Te has pasado 60 largos años diciendo Sí.
Al principio no podías (o no debías) decir otra cosa, porque todo tenía una especie de orden que parecía lógico y natural: estaban desmontando una dictadura.
Pero, con ese pretexto, comenzaron también a desmontar un país. Empezaron con su pasado y no te preguntaron si Sí o si No. Se tomaron la atribución de meterte el miedo en los huesos, porque ese pasado te había esclavizado. Y ya era un poco peligroso hasta dudar o decir “Déjame valorarlo”.
De manera que el Poder pensó que ya tenía tu anuencia, y todo lo que vino luego no era Sí, sino Sí porque sí, y los porque sí traen su violencia añadida. No sacan sangre, casi no duelen, pero es violencia al fin, ya que dieron por hecho que tú estarías de acuerdo. Pues quien no estaba de acuerdo se tenía que marchar del país (de su país) o era puesto a buen recaudo (mira que decir que estar preso es estar a buen recaudo).
Y más adelante, después de muchos Sí sobrentendidos, ya no querías, o no tenías valor de decir No, porque iban a pensar que habías dejado de ser confiable, y la casa, el trabajo, la escuela, el barrio (la viejita que no te quitaba ojo de encima)

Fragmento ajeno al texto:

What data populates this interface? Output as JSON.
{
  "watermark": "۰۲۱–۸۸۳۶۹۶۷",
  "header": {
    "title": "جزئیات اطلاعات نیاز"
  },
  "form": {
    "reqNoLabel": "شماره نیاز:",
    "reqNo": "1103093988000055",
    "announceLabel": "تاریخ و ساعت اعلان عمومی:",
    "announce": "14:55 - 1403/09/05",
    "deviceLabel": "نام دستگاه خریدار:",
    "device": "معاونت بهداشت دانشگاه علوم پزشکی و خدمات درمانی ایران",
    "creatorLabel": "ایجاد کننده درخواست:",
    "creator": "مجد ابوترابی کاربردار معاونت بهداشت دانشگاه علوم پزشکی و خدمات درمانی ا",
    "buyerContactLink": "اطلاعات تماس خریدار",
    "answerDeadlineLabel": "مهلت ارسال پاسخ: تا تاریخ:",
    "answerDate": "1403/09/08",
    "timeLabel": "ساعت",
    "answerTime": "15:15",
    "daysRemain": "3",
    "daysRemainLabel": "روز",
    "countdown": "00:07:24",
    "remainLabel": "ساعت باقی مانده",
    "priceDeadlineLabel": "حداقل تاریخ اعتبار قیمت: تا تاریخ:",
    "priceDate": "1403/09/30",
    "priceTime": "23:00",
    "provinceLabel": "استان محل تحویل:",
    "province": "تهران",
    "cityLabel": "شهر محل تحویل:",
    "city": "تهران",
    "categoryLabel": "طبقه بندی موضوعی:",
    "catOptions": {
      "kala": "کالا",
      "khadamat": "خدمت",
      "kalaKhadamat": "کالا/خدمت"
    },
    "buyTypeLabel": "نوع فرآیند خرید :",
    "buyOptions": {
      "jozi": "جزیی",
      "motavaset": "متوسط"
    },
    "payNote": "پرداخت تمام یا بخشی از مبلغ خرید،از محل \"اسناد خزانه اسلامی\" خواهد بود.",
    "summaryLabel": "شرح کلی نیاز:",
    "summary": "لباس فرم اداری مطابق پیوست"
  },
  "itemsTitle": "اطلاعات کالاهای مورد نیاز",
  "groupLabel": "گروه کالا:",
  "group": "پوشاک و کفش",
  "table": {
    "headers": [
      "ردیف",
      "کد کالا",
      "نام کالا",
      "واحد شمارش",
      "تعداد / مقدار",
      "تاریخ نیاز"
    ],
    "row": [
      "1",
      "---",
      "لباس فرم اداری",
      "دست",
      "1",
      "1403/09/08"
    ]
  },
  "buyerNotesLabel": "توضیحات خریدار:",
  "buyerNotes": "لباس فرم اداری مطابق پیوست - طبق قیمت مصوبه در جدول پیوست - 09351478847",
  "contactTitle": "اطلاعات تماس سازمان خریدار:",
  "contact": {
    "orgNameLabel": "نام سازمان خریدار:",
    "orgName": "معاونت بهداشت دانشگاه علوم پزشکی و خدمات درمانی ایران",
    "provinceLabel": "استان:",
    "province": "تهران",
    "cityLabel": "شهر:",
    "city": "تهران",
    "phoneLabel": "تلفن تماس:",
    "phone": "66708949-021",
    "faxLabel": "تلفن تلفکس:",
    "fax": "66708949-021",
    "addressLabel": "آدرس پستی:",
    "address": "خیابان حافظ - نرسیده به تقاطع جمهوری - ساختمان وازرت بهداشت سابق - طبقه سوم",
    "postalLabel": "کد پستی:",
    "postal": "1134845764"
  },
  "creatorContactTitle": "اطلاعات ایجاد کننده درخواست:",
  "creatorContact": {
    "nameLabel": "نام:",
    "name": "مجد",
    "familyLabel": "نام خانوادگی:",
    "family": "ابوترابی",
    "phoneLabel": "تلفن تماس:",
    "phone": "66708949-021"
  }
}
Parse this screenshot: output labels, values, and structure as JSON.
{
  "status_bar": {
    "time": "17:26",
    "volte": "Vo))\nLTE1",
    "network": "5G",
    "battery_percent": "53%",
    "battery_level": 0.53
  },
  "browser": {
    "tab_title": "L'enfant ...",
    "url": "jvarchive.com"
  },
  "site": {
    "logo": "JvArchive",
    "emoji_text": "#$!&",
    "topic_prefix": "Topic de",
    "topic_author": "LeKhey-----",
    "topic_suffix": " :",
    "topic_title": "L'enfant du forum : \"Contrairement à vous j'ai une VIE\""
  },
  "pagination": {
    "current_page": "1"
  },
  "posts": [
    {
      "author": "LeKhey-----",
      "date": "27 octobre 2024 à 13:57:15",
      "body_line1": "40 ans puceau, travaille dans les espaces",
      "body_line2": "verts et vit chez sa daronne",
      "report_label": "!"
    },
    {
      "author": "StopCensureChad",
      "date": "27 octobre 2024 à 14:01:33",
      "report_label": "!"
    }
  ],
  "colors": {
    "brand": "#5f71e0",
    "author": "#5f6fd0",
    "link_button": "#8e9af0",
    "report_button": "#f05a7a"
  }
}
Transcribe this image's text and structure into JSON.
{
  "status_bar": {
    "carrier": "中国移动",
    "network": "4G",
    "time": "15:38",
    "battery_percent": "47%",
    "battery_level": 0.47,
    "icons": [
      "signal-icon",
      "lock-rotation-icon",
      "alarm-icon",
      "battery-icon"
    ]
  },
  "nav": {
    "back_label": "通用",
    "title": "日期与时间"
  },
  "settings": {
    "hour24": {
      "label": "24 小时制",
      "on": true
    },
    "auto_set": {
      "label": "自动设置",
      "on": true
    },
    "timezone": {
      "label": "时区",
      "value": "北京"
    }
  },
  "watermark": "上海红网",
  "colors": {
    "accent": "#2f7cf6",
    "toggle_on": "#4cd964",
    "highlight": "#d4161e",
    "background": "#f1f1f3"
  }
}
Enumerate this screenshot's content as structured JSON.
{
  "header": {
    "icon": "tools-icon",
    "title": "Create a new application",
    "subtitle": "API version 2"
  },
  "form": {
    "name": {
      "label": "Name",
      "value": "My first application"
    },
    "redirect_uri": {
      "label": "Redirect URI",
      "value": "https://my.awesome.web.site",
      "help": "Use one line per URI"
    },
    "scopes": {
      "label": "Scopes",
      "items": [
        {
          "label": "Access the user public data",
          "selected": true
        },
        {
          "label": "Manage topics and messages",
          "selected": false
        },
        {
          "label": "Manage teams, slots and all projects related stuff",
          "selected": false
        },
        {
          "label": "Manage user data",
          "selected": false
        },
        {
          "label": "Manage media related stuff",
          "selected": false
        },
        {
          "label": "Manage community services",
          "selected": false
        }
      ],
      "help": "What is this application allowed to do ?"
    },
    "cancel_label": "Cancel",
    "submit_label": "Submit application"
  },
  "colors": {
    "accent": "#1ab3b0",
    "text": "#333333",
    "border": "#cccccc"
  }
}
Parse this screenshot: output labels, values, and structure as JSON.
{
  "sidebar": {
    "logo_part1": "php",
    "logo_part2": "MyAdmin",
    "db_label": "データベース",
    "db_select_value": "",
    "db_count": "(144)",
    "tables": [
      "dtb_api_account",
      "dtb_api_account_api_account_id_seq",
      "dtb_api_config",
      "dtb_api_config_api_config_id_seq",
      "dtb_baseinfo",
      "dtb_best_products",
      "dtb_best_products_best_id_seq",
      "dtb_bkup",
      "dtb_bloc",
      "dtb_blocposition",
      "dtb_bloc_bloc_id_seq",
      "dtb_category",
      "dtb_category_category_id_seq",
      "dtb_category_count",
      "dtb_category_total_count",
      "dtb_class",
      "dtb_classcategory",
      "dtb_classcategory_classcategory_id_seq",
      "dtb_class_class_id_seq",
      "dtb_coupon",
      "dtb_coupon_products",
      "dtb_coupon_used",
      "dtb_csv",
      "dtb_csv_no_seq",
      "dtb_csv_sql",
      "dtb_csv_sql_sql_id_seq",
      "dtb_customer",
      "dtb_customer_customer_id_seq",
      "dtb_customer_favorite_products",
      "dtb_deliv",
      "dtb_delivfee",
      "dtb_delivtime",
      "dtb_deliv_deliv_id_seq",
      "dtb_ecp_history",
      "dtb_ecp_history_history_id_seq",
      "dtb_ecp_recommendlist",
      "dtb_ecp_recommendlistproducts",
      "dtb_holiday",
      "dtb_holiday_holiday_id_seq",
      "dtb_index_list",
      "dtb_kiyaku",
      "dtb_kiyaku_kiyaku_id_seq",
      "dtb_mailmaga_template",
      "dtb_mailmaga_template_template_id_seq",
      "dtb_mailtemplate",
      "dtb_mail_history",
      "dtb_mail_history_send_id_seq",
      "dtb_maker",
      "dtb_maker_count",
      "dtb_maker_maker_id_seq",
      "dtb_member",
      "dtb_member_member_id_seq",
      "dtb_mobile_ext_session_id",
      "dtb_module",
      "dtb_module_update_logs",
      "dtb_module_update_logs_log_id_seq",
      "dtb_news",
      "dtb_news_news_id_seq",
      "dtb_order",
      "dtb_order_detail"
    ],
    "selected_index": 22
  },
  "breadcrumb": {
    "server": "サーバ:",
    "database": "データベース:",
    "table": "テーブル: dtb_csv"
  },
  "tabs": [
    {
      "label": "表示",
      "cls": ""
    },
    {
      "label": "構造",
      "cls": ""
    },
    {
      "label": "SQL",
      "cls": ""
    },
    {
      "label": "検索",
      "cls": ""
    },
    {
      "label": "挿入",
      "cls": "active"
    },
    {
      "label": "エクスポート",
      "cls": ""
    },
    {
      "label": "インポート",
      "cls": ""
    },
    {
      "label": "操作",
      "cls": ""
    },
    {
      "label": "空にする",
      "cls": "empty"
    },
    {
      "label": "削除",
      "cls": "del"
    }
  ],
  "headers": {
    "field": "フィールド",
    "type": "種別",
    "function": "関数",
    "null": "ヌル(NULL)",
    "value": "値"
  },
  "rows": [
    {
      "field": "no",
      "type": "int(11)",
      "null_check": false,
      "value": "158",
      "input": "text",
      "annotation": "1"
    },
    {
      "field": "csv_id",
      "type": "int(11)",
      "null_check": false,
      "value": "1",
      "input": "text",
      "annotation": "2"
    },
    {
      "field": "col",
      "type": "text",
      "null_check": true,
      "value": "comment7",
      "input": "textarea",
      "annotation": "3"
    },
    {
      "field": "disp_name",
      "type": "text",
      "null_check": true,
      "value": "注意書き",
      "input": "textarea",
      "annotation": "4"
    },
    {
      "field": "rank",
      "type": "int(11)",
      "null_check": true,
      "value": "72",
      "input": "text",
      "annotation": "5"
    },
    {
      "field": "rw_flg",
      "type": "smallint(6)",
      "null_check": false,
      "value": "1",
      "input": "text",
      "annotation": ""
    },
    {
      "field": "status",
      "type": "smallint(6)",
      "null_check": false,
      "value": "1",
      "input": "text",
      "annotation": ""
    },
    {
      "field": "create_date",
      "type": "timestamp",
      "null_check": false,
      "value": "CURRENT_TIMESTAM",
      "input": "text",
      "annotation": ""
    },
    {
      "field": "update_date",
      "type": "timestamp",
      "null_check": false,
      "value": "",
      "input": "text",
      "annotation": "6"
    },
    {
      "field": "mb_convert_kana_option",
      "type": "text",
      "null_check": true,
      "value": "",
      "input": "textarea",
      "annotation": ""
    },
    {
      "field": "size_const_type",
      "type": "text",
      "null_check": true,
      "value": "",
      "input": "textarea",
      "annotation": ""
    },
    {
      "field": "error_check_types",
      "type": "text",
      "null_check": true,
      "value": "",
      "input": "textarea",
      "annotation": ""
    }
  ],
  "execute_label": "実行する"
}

Así estuviste años, casi siglos, sin saber de tus tíos y tus primos, de tus abuelos o padres.
También llegó un momento en el que el Sí era ya casi automático. Ni siquiera en la Asamblea Nacional, esa opereta, alguien levantaba la mano para el No, o se abstenía. Porque el No era traición, y abstenerse, una abyección.
Y decir Sí, o asentir, o estar de acuerdo, se convirtió en una máscara, una armadura, una manera de protegerte y proteger a los tuyos, porque por dentro iba un No que no te cabía en el cuerpo. Y cuando decías Sí, casi por costumbre, también mirabas a los lados para ver si te habían creído o alguien comenzaba a sospechar, a ver la punta del No en tus pupilas.
Y entonces tú y tus hijos se dejaron llevar por la corriente, la del Golfo, o la corriente interior, esa que hace que “todo te resbale”, que no te importen Martí, el país, los ideales. Estás viendo la misma puerta descascarada, el techo que amenaza con caerte encima, las pilas del agua cerradas para siempre y ese camión cisterna que no llega.
Pero déjame decirte algo interesante: ha llegado el momento en que tienes que pensártelo bien.
Decir Sí a esta altura del juego, aunque hayan cambiado al pitcher, es seguir en lo mismo, eternamente en lo mismo. Porque ya no te crees el cuento del bloqueo, ni que un día el malecón estará lleno de Marines.
Los que mandan, tendrán de todo y tú estarás esperando que venga el pan, un pan de calidad o cualquier pan. Y va a continuar la gotera de tu cuarto, o te saldrán lágrimas de emoción cuando el estado decida otorgarte un huevo más en la cuota.
¿Quieres que todo siga siendo igual? Ya no le tienes miedo al pasado, y te aterra pensar en el futuro. Y sabes bien, muy bien, que el presente es horroroso por culpa de los mismos que están planificando el día de mañana. Ese terrible día de mañana.
Y tu puerta va a seguir despintada, chirriando porque no tienes dónde comprar aceite para las bisagras. Y el techo te va a quitar el sueño para siempre, pues el día que consigas materiales vas a tener la casa llena de inspectores y policías (esos seres extraños que detestas) averiguando dónde los conseguiste, si son robados o con qué dinero los obtuviste, porque claro, con tu salario…
El Sí a esta hora es ponerle más hierros a la celda, más candados a tu vida, más sogas a la horca. Fíjate que ellos tienen miedo al No.
Si ese documento por el que tienes que votar fuera bueno, fuera inclusivo, fuera progresista, no les quitaría el sueño que tú dijeras que No.
Recuerda que en Cuba hubo una gran Constitución en 1940. Pero esta de ahora certifica que tendrás un Partido, el comunista, para siempre, llevando las riendas de esa mueca que siguen llamando país.
Es como cuando te casas por la iglesia, si dices Sí, será para toda la vida. O hasta que la muerte los separe. Tu muerte.
Di, por una vez, por primera vez, que No. Y siéntete persona.